Un peu après vingt heures, je file. Dans mon sac, un pantalon noir, une chemise blanche (toute neuve des soldes), des boutons de manchette toucan (irlandais, donc) et du gel (que j'oublie toujours).

Après vingt minutes de marche, ou trois de métro, j'arrive au Théo Théâtre. Bonjour au monsieur de l'accueil et question rituelle : il y a beaucoup de monde ce soir ? en espérant toujours un c'est plein. Hier, il n'y avait que quatre réservations. Aïe. C'est la première fois depuis le début de la saison.

Les autres de la compagnie -quatre comédiens, un lumière, un critique- arrivent petit à petit. Bonsoir, bonsoir. Bonne journée ? Bon week-end ?

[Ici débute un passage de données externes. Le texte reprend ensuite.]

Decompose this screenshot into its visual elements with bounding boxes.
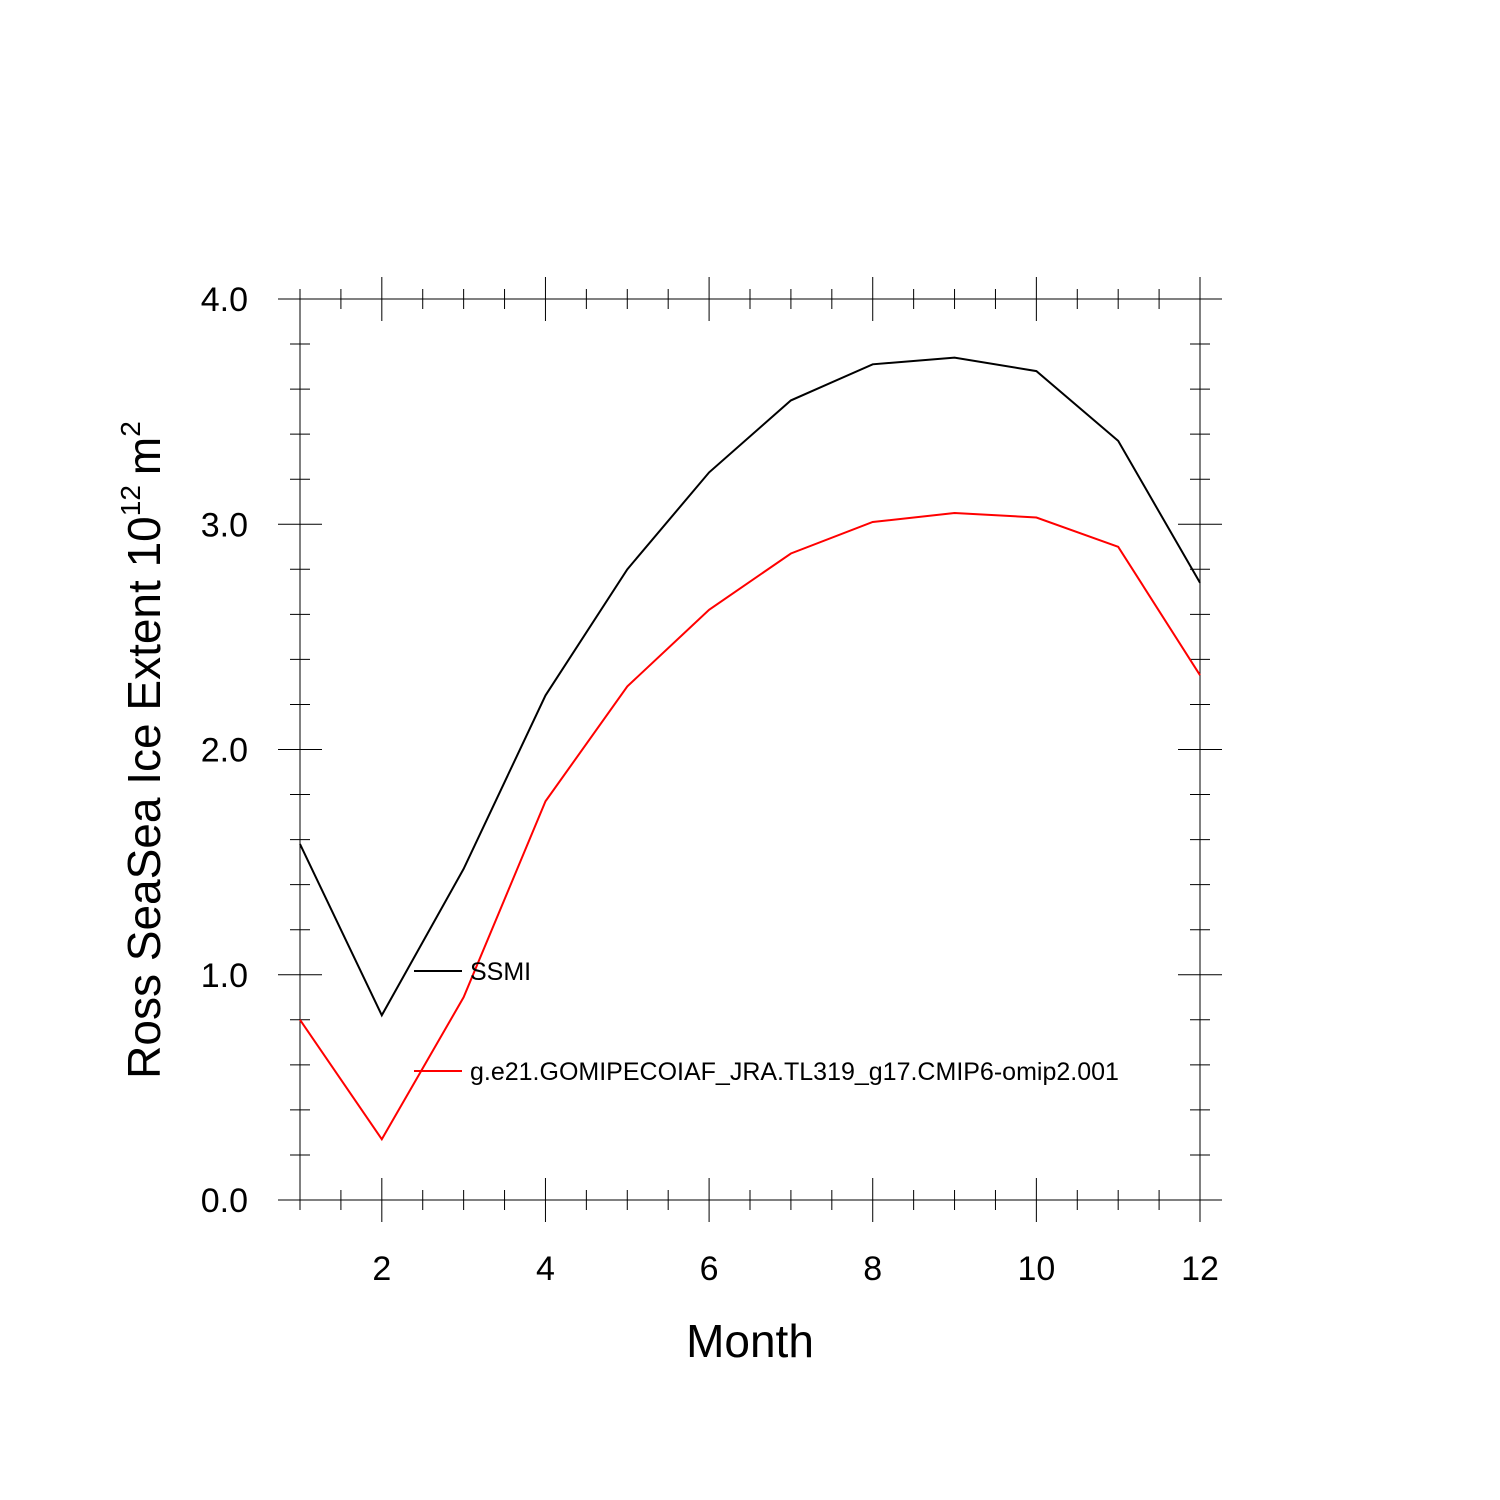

Au bout de vingt minutes, le spectacle nous précédant est terminé, nous allons nous préparer en coulisse. Habillage, coiffage, maquillage.

Ensuite, vingt minutes d'échauffement. D'abord individuel -travail corporel, travail de la voix- puis en groupe -écoute, construction...

Il est presque l'heure quand le type de l'accueil nous demande si nous sommes prêts. Il n'y a plus qu'à se répartir les rôles dans l'entrée, déterminer qui fera l'introduction et la conclusion. Puis nous filons en coulisse. Quelqu'un crie merde ! et les portes du théâtre s'ouvrent. Les spectateurs entrent -finalement, ils étaient dix, c'est peu, ça change, c'est plus difficile- et s'asseoient tandis que nous ne pouvons que chuchoter... Tension maximale. Pourvu que le public apprécie. Pourvu que les impros marchent. Pourvu que... Généralement, à cet instant, je ne fais pas le fier...

Neuf heures vingt. Les lumières dans la salle s'éteignent. Une voix enregistrée dit nous vous remercions de penser à rebrancher vos téléphones portables en quittant la salle et nous vous souhaitons un bon spectacle. Dans le noir, le premier comédien entre, la musique démarre, puis la lumière et c'est parti pour une heure vingt de bonheur...

Hier soir, il y avait sur scène une armée soumise à l'autogestion, un torrero décorateur, un glaçon qui fond, une épreuve initiatique tibétaine, un débat politique, une poupée rebelle, un coiffeur pour footballeur, des tortues intermittentes du spectacle, des philosophes au réveil, un ralenti et j'en oublie...

Onze heures moins vingt, le spectacle est fini, nous redescendons en coulisses, épuisés, mais heureux... C'était une belle soirée.